Cuando se habla del uso de la mascarilla, al epidemiólogo Jeffrey Lazarus le gusta recordar el libro de Eduardo Mendoza 'Sin noticias de Gurb'. Para los que no lo hayan leído, Gurb es un alienígena que vaga por nuestro planeta. Si Gurb estuviera en España, vería que las personas se ponen la mascarilla en la calle, y se la quitan en los bares y restaurantes. Por tanto, Gurb llegaría a la conclusión de que el virus es más peligroso en el exterior que en el interior, cuando es al revés.

El uso de mascarilla en exteriores ha sido puesto muy en duda por los especialistas en Salud Pública y, hoy en día, sigue habiendo más voces a favor de que se elimine su uso que en contra. En Europa, la obligación de ponerse la mascarilla al aire libre se limita a los PIGS: Portugal, Italia, Grecia y España. Portugal, siguiendo la línea dura española, ha extendido su uso obligatorio para el verano.

Esta semana, el Ministerio de Sanidad y las comunidades autónomas debaten sobre el uso de la mascarilla al aire libre. Regiones como Madrid, Cantabria o Andalucía ya se han mostrado a favor de eliminar su uso al aire libre.

El resto de naciones europeas abogan por una obligación más limitada de la mascarilla y centrada, sobre todo, en interiores. En países como Alemania, Noruega, Finlandia o Suecia nunca han sido obligatorias en el exterior. En Francia, dejará de serlo en el exterior desde el 1 de julio. Bélgica es otro de los que se ha unido a esta política, eliminando el uso obligatorio en exteriores.

Reino Unido no ha hecho obligatorio el uso de mascarilla en ningún momento a lo largo de toda la pandemia, ni siquiera en los peores momentos en cuanto a contagios y hospitalizaciones.
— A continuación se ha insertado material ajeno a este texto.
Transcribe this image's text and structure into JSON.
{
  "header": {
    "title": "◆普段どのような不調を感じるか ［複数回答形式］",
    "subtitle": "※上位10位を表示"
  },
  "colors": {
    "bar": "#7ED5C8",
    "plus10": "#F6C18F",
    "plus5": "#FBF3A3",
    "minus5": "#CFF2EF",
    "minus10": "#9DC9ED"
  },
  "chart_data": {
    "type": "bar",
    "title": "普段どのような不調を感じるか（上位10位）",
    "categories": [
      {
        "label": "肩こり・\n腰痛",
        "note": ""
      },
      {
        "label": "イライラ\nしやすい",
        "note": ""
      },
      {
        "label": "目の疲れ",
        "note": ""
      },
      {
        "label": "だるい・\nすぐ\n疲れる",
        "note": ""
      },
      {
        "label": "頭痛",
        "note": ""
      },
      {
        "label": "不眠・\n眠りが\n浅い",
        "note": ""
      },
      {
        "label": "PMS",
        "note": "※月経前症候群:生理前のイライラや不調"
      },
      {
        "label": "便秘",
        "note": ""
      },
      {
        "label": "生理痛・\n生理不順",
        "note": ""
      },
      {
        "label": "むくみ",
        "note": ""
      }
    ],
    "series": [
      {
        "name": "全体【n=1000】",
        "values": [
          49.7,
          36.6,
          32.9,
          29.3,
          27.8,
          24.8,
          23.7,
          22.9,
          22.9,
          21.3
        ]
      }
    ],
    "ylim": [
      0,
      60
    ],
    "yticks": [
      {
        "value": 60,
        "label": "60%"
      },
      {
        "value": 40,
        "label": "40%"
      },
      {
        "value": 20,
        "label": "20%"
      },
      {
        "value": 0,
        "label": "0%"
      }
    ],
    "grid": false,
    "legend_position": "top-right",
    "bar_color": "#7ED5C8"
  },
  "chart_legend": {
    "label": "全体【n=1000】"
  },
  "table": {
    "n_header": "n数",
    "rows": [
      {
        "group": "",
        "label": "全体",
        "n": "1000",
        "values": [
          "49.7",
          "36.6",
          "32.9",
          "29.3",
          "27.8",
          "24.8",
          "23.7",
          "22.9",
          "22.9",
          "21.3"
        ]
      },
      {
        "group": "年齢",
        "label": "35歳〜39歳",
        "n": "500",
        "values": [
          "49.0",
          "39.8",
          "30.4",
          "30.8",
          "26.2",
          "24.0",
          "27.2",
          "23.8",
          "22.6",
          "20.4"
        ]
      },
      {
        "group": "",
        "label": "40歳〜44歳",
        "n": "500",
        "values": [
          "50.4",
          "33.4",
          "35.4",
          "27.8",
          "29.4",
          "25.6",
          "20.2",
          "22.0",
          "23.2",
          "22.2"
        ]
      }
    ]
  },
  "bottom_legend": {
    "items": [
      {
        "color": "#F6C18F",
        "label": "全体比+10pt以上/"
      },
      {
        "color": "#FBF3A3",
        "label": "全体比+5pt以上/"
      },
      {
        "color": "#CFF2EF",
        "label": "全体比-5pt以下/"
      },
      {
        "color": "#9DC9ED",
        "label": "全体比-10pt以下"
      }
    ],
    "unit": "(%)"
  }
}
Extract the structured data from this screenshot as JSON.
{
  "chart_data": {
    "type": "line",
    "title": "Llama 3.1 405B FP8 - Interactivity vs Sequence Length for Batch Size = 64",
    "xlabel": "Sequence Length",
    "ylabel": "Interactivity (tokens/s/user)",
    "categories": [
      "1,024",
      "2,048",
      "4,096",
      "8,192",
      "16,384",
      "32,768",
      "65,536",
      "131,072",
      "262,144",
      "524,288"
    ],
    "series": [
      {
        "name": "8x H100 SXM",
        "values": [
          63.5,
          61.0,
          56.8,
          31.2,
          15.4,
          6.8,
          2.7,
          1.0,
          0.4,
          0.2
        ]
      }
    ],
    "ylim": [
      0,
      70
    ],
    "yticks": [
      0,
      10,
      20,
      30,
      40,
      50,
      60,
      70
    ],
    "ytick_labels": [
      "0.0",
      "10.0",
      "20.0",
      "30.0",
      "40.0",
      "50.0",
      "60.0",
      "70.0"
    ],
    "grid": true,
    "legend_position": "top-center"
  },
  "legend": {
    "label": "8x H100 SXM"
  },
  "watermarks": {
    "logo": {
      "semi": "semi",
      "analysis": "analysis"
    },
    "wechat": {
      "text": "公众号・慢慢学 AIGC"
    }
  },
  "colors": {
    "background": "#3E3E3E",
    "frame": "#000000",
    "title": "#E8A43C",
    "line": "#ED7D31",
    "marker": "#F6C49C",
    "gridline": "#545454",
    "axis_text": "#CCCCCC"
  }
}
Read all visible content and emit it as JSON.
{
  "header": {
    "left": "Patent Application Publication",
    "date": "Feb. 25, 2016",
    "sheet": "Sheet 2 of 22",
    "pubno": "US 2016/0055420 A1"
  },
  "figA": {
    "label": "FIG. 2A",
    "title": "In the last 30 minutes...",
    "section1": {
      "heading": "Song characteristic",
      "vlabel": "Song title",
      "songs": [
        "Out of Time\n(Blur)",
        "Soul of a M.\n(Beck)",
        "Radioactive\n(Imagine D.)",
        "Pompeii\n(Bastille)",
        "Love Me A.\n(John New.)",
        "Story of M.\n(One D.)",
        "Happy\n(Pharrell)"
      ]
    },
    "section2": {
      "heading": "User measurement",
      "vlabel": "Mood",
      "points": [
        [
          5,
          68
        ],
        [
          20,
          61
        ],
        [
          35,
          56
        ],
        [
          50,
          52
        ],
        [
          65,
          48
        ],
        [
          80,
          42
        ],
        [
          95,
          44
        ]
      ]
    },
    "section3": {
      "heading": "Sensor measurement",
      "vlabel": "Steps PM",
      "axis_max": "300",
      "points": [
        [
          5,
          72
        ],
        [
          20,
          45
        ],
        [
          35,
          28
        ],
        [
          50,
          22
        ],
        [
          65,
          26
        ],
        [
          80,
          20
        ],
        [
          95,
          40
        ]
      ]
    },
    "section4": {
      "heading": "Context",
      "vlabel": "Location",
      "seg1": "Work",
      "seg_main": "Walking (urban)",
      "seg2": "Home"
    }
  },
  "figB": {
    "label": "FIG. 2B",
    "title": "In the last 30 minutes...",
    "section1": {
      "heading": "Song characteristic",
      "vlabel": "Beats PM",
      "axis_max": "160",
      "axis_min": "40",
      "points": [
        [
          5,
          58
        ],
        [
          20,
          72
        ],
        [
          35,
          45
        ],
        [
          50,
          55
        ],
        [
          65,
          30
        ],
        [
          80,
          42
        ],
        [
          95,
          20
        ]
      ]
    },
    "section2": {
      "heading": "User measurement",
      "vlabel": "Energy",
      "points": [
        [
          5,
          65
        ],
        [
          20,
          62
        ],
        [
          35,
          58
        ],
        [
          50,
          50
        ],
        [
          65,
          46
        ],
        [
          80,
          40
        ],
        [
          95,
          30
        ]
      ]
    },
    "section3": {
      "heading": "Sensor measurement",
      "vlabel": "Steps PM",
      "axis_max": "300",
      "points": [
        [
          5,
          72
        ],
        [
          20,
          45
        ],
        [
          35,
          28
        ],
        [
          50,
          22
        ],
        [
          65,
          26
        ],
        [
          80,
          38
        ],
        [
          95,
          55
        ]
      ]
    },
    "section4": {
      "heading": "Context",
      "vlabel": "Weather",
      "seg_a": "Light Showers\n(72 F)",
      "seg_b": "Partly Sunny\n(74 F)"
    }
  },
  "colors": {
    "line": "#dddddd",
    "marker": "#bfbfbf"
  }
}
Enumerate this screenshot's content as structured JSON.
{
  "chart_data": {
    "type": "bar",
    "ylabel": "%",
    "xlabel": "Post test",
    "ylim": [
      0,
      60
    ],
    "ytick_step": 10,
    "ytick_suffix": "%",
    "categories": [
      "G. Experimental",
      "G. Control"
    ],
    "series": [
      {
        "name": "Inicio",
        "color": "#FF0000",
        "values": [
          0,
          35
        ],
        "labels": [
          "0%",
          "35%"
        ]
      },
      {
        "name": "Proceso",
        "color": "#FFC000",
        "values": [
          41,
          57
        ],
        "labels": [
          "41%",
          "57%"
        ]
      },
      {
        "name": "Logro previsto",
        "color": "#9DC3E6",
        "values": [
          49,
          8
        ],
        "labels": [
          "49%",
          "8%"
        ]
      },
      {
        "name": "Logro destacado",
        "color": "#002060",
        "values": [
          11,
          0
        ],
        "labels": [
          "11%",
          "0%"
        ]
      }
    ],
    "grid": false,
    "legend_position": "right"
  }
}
El país que preside Boris Johnson ha mantenido como mera recomendación su uso en interiores.

El ejemplo de Dinamarca

Por otra parte, dada la situación epidemiológica, Dinamarca ha eliminado la obligatoriedad en el uso de mascarilla incluso en interiores.

El jefe del Grupo de Investigación en Sistemas de Salud del Instituto de Salud Global Barcelona, Jeffrey Lazarus, se muestra tajante al respecto: "Hay que eliminar de una vez la obligación de usar mascarillas al aire libre. Esta medida no tiene sentido. Hay otras mucho más importantes: la ventilación de interiores en espacios cerrados, seguir vacunando y testar mucho más".

Hay que eliminar de una vez la obligación de usar mascarillas al aire libre. Esta medida no tiene sentido

El jefe del Grupo de Investigación en Sistemas de Salud del Instituto de Salud Global Barcelona, Jeffrey Lazarus

Lazarus recuerda la importancia de testar también a asintomáticos, que también pueden transmitir. Pone de ejemplo el caso de Dinamarca, "que acaba de quitar el uso de mascarillas en interior y aun así, ha bajado muchísimo el número de casos de coronavirus. Eso sí, siguen testando muchísimo, al contrario que en España, y se necesita mostrar un test covid negativo para entrar en el cine, restaurantes y bares".

Dos factores para quitar la mascarilla

El presidente de la Sociedad Española de Medicina Preventiva (Sempsph), Rafael Ortí, aboga por relajar el uso de mascarillas al aire libre, pero no ahora mismo. Según este especialista hay que tener muy en cuenta dos factores, la incidencia acumulada de casos y el proceso de vacunación.

"Probablemente en agosto tendremos al 70% de la población vacunada. Además, contando con los que han pasado la enfermedad, podemos augurar cerca de un 80% de personas protegidas frente a la covid en agosto", explica.

A este factor hay que sumar la incidencia acumulada. Para Ortí lo ideal es que esté por debajo de 50 y esperaría a que los mayores de 50 estuvieran vacunados. Por tanto, no cree que junio sea el momento de quitar las mascarillas en exteriores, ni si quiera en julio. "Lo ideal sería en agosto".